Serco chief executive Rupert Soames said that gains from coronavirus-related contracts amounted to just 1 per cent of the company’s profits, but he admitted that they added £350m in revenue.
The test-and-trace system run by Serco and fellow outsourcing firm Sitel was found to have performed poorly by comparison to schemes run by local NHS public health teams.
Serco’s annual report asserted that “much of the criticism” about the system “was wildly unfair and bore little relationship to the facts.”
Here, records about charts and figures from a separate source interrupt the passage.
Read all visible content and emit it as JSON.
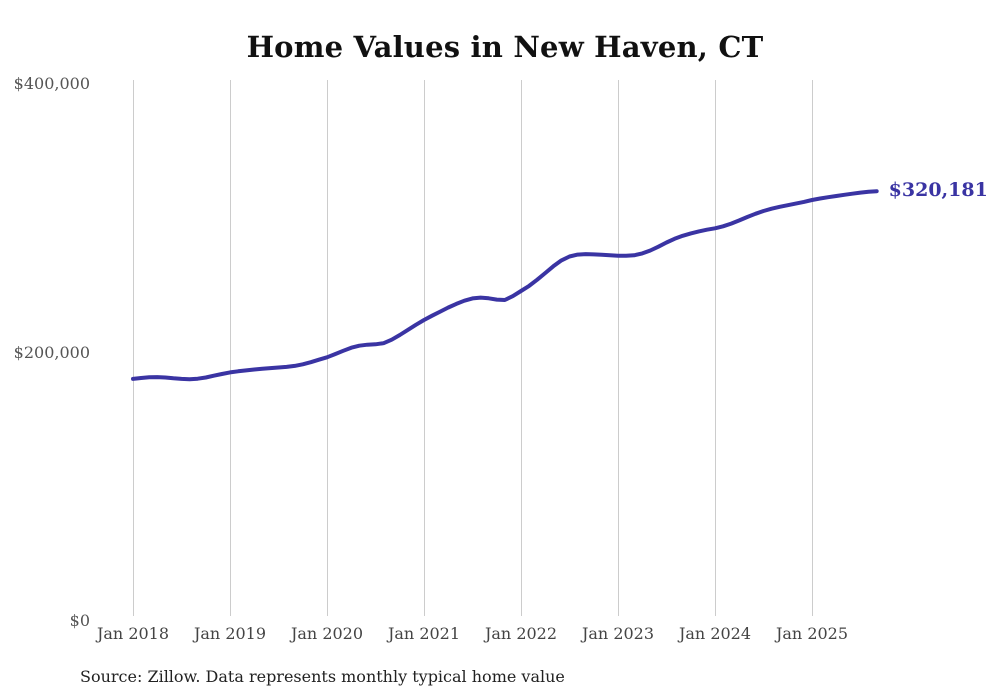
{
  "chart_data": {
    "type": "line",
    "title": "Home Values in New Haven, CT",
    "series_name": "Monthly typical home value",
    "xlabel": "",
    "ylabel": "",
    "ylim": [
      0,
      400000
    ],
    "grid": "vertical-only",
    "grid_color": "#cccccc",
    "line_color": "#3a34a3",
    "end_label": "$320,181",
    "latest_value": 320181,
    "y_ticks": [
      {
        "value": 0,
        "label": "$0"
      },
      {
        "value": 200000,
        "label": "$200,000"
      },
      {
        "value": 400000,
        "label": "$400,000"
      }
    ],
    "x_ticks": [
      "Jan 2018",
      "Jan 2019",
      "Jan 2020",
      "Jan 2021",
      "Jan 2022",
      "Jan 2023",
      "Jan 2024",
      "Jan 2025"
    ],
    "x": [
      "2018-01",
      "2018-02",
      "2018-03",
      "2018-04",
      "2018-05",
      "2018-06",
      "2018-07",
      "2018-08",
      "2018-09",
      "2018-10",
      "2018-11",
      "2018-12",
      "2019-01",
      "2019-02",
      "2019-03",
      "2019-04",
      "2019-05",
      "2019-06",
      "2019-07",
      "2019-08",
      "2019-09",
      "2019-10",
      "2019-11",
      "2019-12",
      "2020-01",
      "2020-02",
      "2020-03",
      "2020-04",
      "2020-05",
      "2020-06",
      "2020-07",
      "2020-08",
      "2020-09",
      "2020-10",
      "2020-11",
      "2020-12",
      "2021-01",
      "2021-02",
      "2021-03",
      "2021-04",
      "2021-05",
      "2021-06",
      "2021-07",
      "2021-08",
      "2021-09",
      "2021-10",
      "2021-11",
      "2021-12",
      "2022-01",
      "2022-02",
      "2022-03",
      "2022-04",
      "2022-05",
      "2022-06",
      "2022-07",
      "2022-08",
      "2022-09",
      "2022-10",
      "2022-11",
      "2022-12",
      "2023-01",
      "2023-02",
      "2023-03",
      "2023-04",
      "2023-05",
      "2023-06",
      "2023-07",
      "2023-08",
      "2023-09",
      "2023-10",
      "2023-11",
      "2023-12",
      "2024-01",
      "2024-02",
      "2024-03",
      "2024-04",
      "2024-05",
      "2024-06",
      "2024-07",
      "2024-08",
      "2024-09",
      "2024-10",
      "2024-11",
      "2024-12",
      "2025-01",
      "2025-02",
      "2025-03",
      "2025-04",
      "2025-05",
      "2025-06",
      "2025-07",
      "2025-08",
      "2025-09"
    ],
    "values": [
      180300,
      181000,
      181500,
      181700,
      181400,
      180800,
      180300,
      180100,
      180500,
      181400,
      182700,
      184000,
      185200,
      186000,
      186700,
      187300,
      187900,
      188400,
      188800,
      189300,
      190000,
      191200,
      192800,
      194600,
      196400,
      198800,
      201300,
      203600,
      205100,
      205800,
      206100,
      206900,
      209500,
      213000,
      216800,
      220600,
      224200,
      227400,
      230500,
      233500,
      236200,
      238600,
      240300,
      240900,
      240400,
      239400,
      239100,
      242000,
      245800,
      249600,
      254200,
      259200,
      264200,
      268600,
      271500,
      272900,
      273300,
      273100,
      272800,
      272400,
      272100,
      272000,
      272400,
      273800,
      276000,
      278800,
      281900,
      284700,
      286900,
      288700,
      290200,
      291500,
      292500,
      294000,
      296000,
      298400,
      300900,
      303300,
      305400,
      307100,
      308500,
      309700,
      310900,
      312200,
      313600,
      314700,
      315700,
      316600,
      317500,
      318300,
      319100,
      319800,
      320181
    ]
  },
  "source_note": "Source: Zillow. Data represents monthly typical home value"
}
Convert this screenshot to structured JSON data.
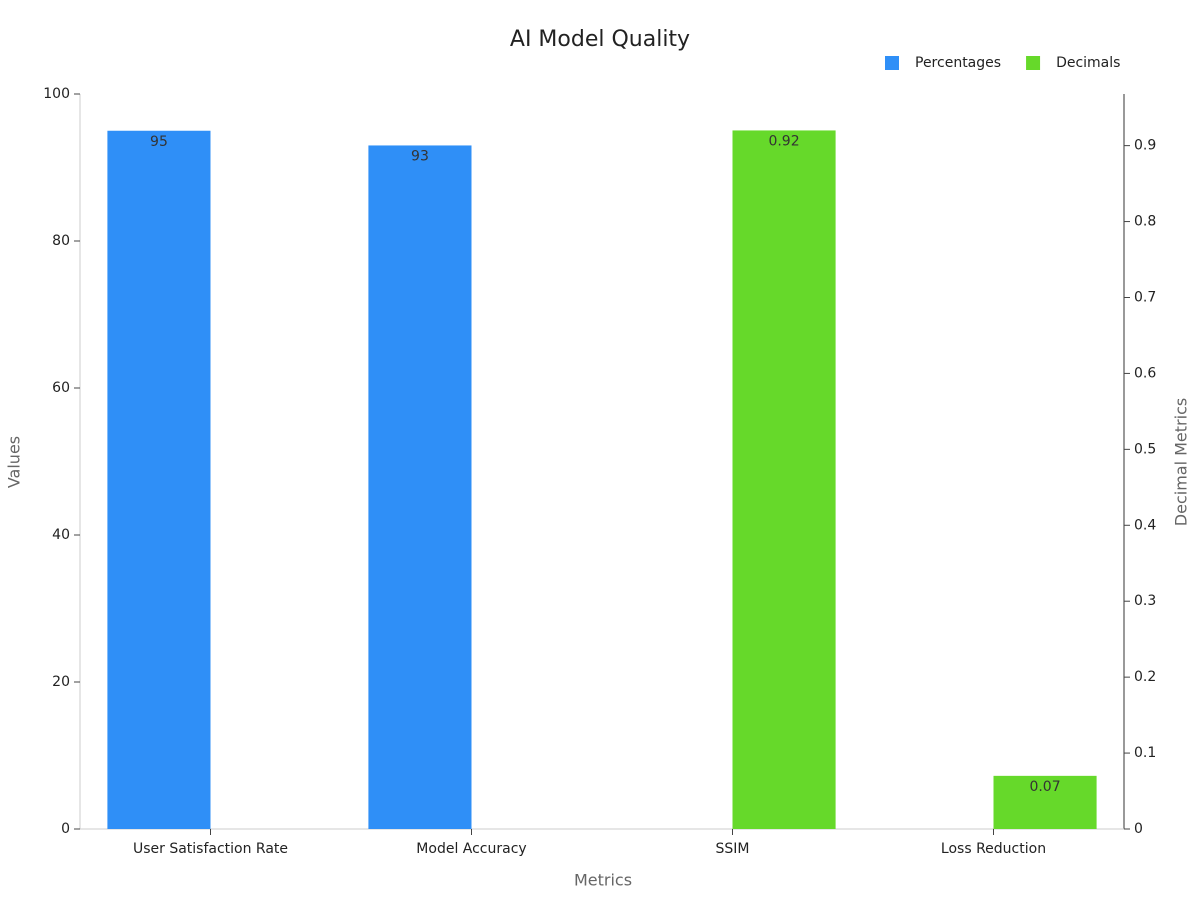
{
  "chart_data": {
    "type": "bar",
    "title": "AI Model Quality",
    "x_label": "Metrics",
    "y_label": "Values",
    "y2_label": "Decimal Metrics",
    "categories": [
      "User Satisfaction Rate",
      "Model Accuracy",
      "SSIM",
      "Loss Reduction"
    ],
    "series": [
      {
        "name": "Percentages",
        "color": "#2f8ff7",
        "values": [
          95,
          93,
          null,
          null
        ]
      },
      {
        "name": "Decimals",
        "color": "#66d92a",
        "axis": "y2",
        "values": [
          null,
          null,
          0.92,
          0.07
        ]
      }
    ],
    "ylim": [
      0,
      100
    ],
    "yticks": [
      0,
      20,
      40,
      60,
      80,
      100
    ],
    "y2lim": [
      0,
      0.968
    ],
    "y2ticks": [
      0,
      0.1,
      0.2,
      0.3,
      0.4,
      0.5,
      0.6,
      0.7,
      0.8,
      0.9
    ],
    "legend": "top-right"
  }
}
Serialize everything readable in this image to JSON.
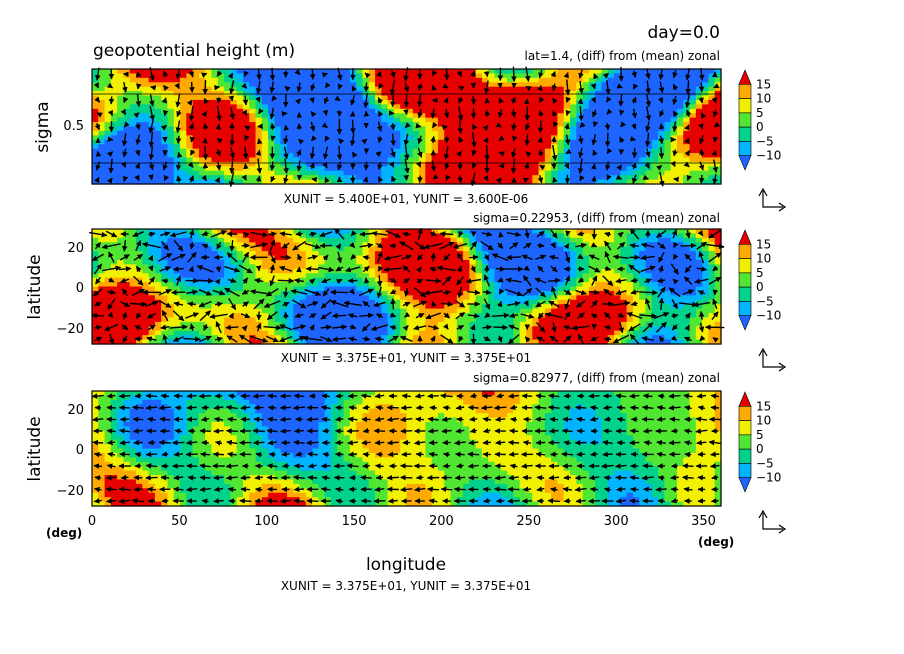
{
  "figure": {
    "day_label": "day=0.0",
    "title": "geopotential height (m)",
    "xlabel": "longitude",
    "xunit_label": "(deg)",
    "yunit_label": "(deg)",
    "palette": [
      "#1e64ff",
      "#00b4ff",
      "#00d28c",
      "#50e632",
      "#f0f000",
      "#ffaa00",
      "#e60000"
    ],
    "colorbar_ticks": [
      "15",
      "10",
      "5",
      "0",
      "−5",
      "−10"
    ]
  },
  "chart_data": [
    {
      "type": "contourf+vector",
      "subtitle": "lat=1.4, (diff) from (mean) zonal",
      "ylabel": "sigma",
      "yticks": [
        "0.5"
      ],
      "xlim": [
        0,
        360
      ],
      "ylim": [
        0,
        1
      ],
      "levels": [
        -10,
        -5,
        0,
        5,
        10,
        15
      ],
      "unit_caption": "XUNIT = 5.400E+01, YUNIT = 3.600E-06"
    },
    {
      "type": "contourf+vector",
      "subtitle": "sigma=0.22953, (diff) from (mean) zonal",
      "ylabel": "latitude",
      "yticks": [
        "20",
        "0",
        "−20"
      ],
      "xlim": [
        0,
        360
      ],
      "ylim": [
        -28,
        28
      ],
      "levels": [
        -10,
        -5,
        0,
        5,
        10,
        15
      ],
      "unit_caption": "XUNIT = 3.375E+01, YUNIT = 3.375E+01"
    },
    {
      "type": "contourf+vector",
      "subtitle": "sigma=0.82977, (diff) from (mean) zonal",
      "ylabel": "latitude",
      "yticks": [
        "20",
        "0",
        "−20"
      ],
      "xticks": [
        "0",
        "50",
        "100",
        "150",
        "200",
        "250",
        "300",
        "350"
      ],
      "xlim": [
        0,
        360
      ],
      "ylim": [
        -28,
        28
      ],
      "levels": [
        -10,
        -5,
        0,
        5,
        10,
        15
      ],
      "unit_caption": "XUNIT = 3.375E+01, YUNIT = 3.375E+01"
    }
  ]
}
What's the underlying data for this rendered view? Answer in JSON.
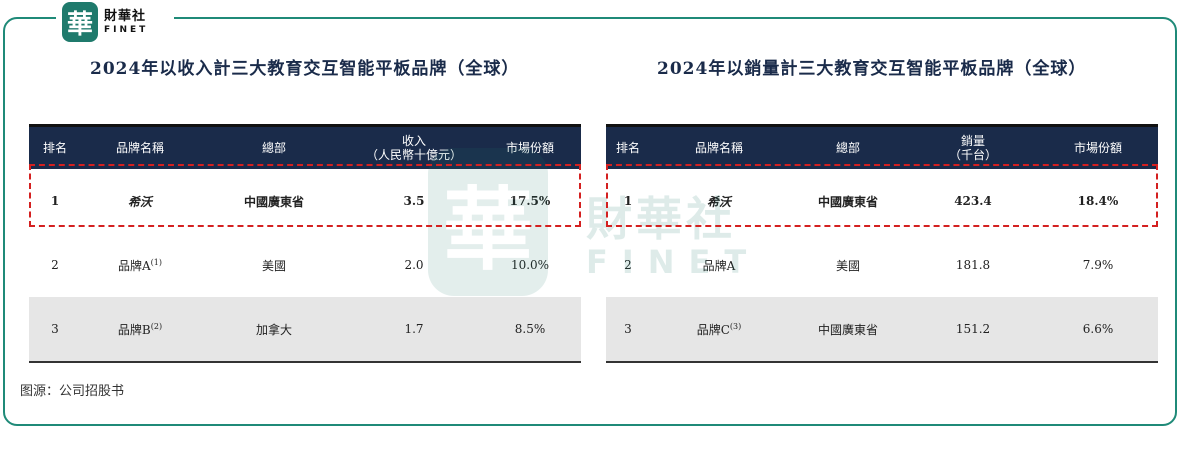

Mr Soames – brother of Tory grandee Sir Nicholas Soames and a grandson of Winston Churchill – hailed the system as a “remarkable success,” claiming that the number of people being tested each week equals the number being vaccinated.
But the NHS-run vaccination scheme began operating three months ago, while the test-and-trace scheme has been in place for almost a year.
Shadow Cabinet Office minister Rachel Reeves described Serco’s shareholder payout as an “outrage” that is “typical of this government’s appalling waste during this pandemic.”
She said: “They should have done with contract tracing as they rightly did with the vaccine – place it in the hands of our NHS and our local communities, instead of using it to hand huge profits to Serco.
“This is the company who said in a leaked letter that Covid was an opportunity for them to cement themselves into our public service delivery.
“If the government doesn’t want to keep seeing a repeat of this troubling pattern, they must drastically reform public service procurement. A Labour government will.”
We Own It campaigns officer Pascale Robinson said that “people will be rightly outraged” by the dividend payout.
She suggested that Serco should “do the right thing” by recognising its “total failure” and giving back “the money that it has taken in coronavirus contracts.”